John Banville, reviewing The Most Entertaining Philosopher by Robert Richardson in 2012, includes,
- The special thought of Fechner’s with which James tells us he is most concerned “is his belief that the more inclusive forms of consciousness are in part constituted by the more limited forms.” “We rise upon the earth,” James beautifully writes, “as wavelets rise upon the ocean,” and Fechner “likens our individual persons on the earth unto so many sense-organs of the earth’s soul…. When one of us dies, it is as if an eye of the world were closed, for all perceptive contributions from that particular quarter cease.” James sets out for us the essence of Fechner’s thought:
- We must suppose that my consciousness of myself and yours of yourself, altho in their immediacy they keep separate and know nothing of each other, are yet known and used together in a higher consciousness, that of the human race, say, into which they enter as constituent parts. Similarly, the whole human and animal kingdoms come together as conditions of a consciousness of still wider scope. This combines in the soul of the earth with the consciousness of the vegetable kingdom, which in turn contributes its share of experience to that of the whole solar system; and so on from synthesis to synthesis and from height to height, till an absolutely universal consciousness is reached.

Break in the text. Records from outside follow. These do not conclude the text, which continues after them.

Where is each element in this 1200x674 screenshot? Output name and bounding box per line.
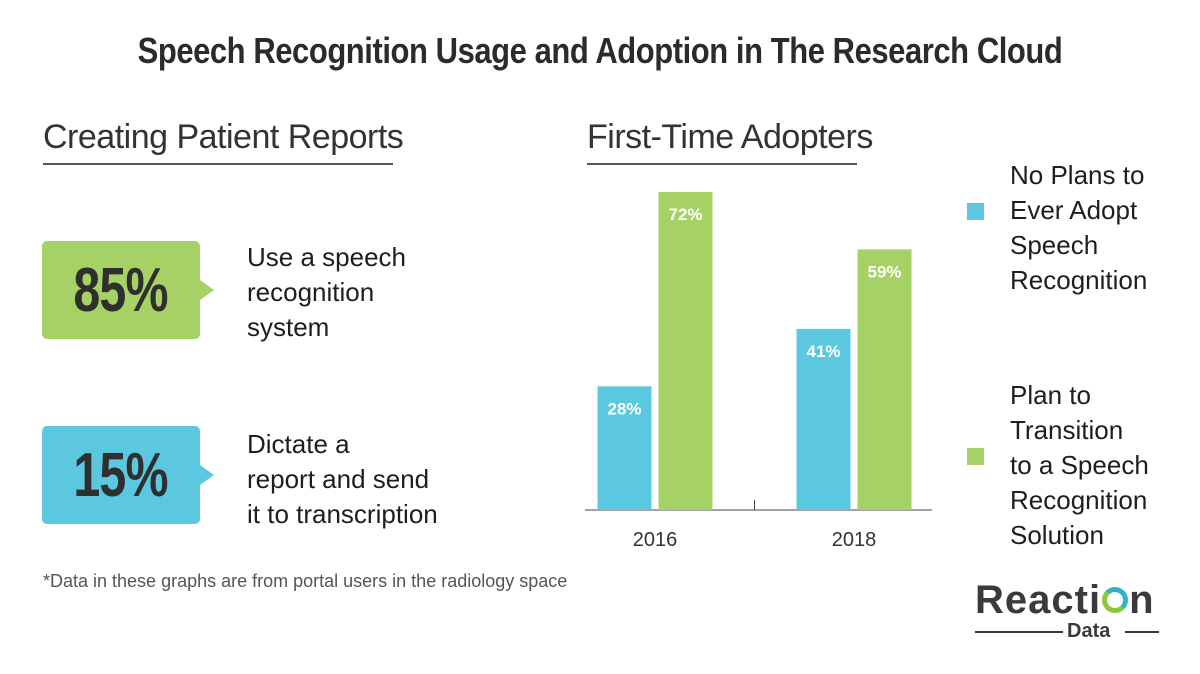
logo-left-line <box>975 631 1063 633</box>
bar-2018-series-0 <box>796 328 851 510</box>
logo-data-text: Data <box>1067 620 1111 642</box>
legend-line: Recognition <box>1010 485 1148 515</box>
stat-box-85: 85% <box>42 241 214 339</box>
legend-line: to a Speech <box>1010 450 1149 480</box>
x-tick-label: 2016 <box>633 529 678 551</box>
legend-line: No Plans to <box>1010 160 1145 190</box>
logo-subline: Data <box>975 620 1159 644</box>
legend-swatch-no-plans <box>967 203 984 220</box>
right-section-rule <box>587 163 857 165</box>
stat-value: 15% <box>73 440 169 510</box>
stat-description-15: Dictate a report and send it to transcri… <box>247 427 438 532</box>
legend-line: Recognition <box>1010 265 1148 295</box>
bar-data-label: 41% <box>806 342 840 361</box>
bar-data-label: 72% <box>668 205 702 224</box>
logo-word-start: Reacti <box>975 578 1102 622</box>
footnote: *Data in these graphs are from portal us… <box>43 571 568 591</box>
legend-line: Speech <box>1010 230 1099 260</box>
legend-swatch-plan-transition <box>967 448 984 465</box>
legend-line: Plan to <box>1010 380 1091 410</box>
legend-line: Ever Adopt <box>1010 195 1138 225</box>
left-section-heading: Creating Patient Reports <box>43 118 404 156</box>
logo-right-line <box>1125 631 1159 633</box>
legend-line: Solution <box>1010 520 1104 550</box>
stat-line: report and send <box>247 464 430 494</box>
legend-label-no-plans: No Plans to Ever Adopt Speech Recognitio… <box>1010 158 1147 298</box>
page-title: Speech Recognition Usage and Adoption in… <box>137 30 1063 71</box>
bar-data-label: 28% <box>607 399 641 418</box>
bar-2016-series-1 <box>658 192 713 510</box>
x-tick-label: 2018 <box>832 529 877 551</box>
logo-word-end: n <box>1129 578 1155 622</box>
left-section-rule <box>43 163 393 165</box>
right-section-heading: First-Time Adopters <box>587 118 873 156</box>
stat-line: system <box>247 312 330 342</box>
legend-label-plan-transition: Plan to Transition to a Speech Recogniti… <box>1010 378 1149 553</box>
stat-box-15: 15% <box>42 426 214 524</box>
stat-value: 85% <box>73 255 169 325</box>
bar-2018-series-1 <box>857 249 912 510</box>
stat-line: Dictate a <box>247 429 350 459</box>
stat-line: it to transcription <box>247 499 438 529</box>
legend-line: Transition <box>1010 415 1124 445</box>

- James follows Fechner’s lead in insisting that “there is a continuum of cosmic consciousness, against which our individuality builds but accidental fences, and into which our several minds plunge as into a mother-sea or reservoir.” This may seem woolly-minded to a latter-day, “scientific” taste, and certainly it reveals the Victorian William James at his most feelingly rhapsodic.
- Yet James is a philosopher—practical and romantic, down-to-earth and ecstatic, accommodating and specific—whom we need ever more urgently in our own times. In Robert Richardson, whose biography of James is, along with his lives of Thoreau and Emerson, one of the glories of contemporary American literature, the philosopher has found a tireless champion and a perceptive editor. Richardson is that increasingly rare phenomenon among academics, an enthusiast, even a lover, of his subjects. In this book, no less than in the biography, he brings to life this great thinker and rare human being. As he observes of James, with rueful wit, “Even his own children were fond of the man Alfred North Whitehead once called ‘that adorable genius.’”,
(Free Inquiry, Spring 1992; see entry for Eve Sedgwick, for Henry James, and for Shadworth Hodgson.)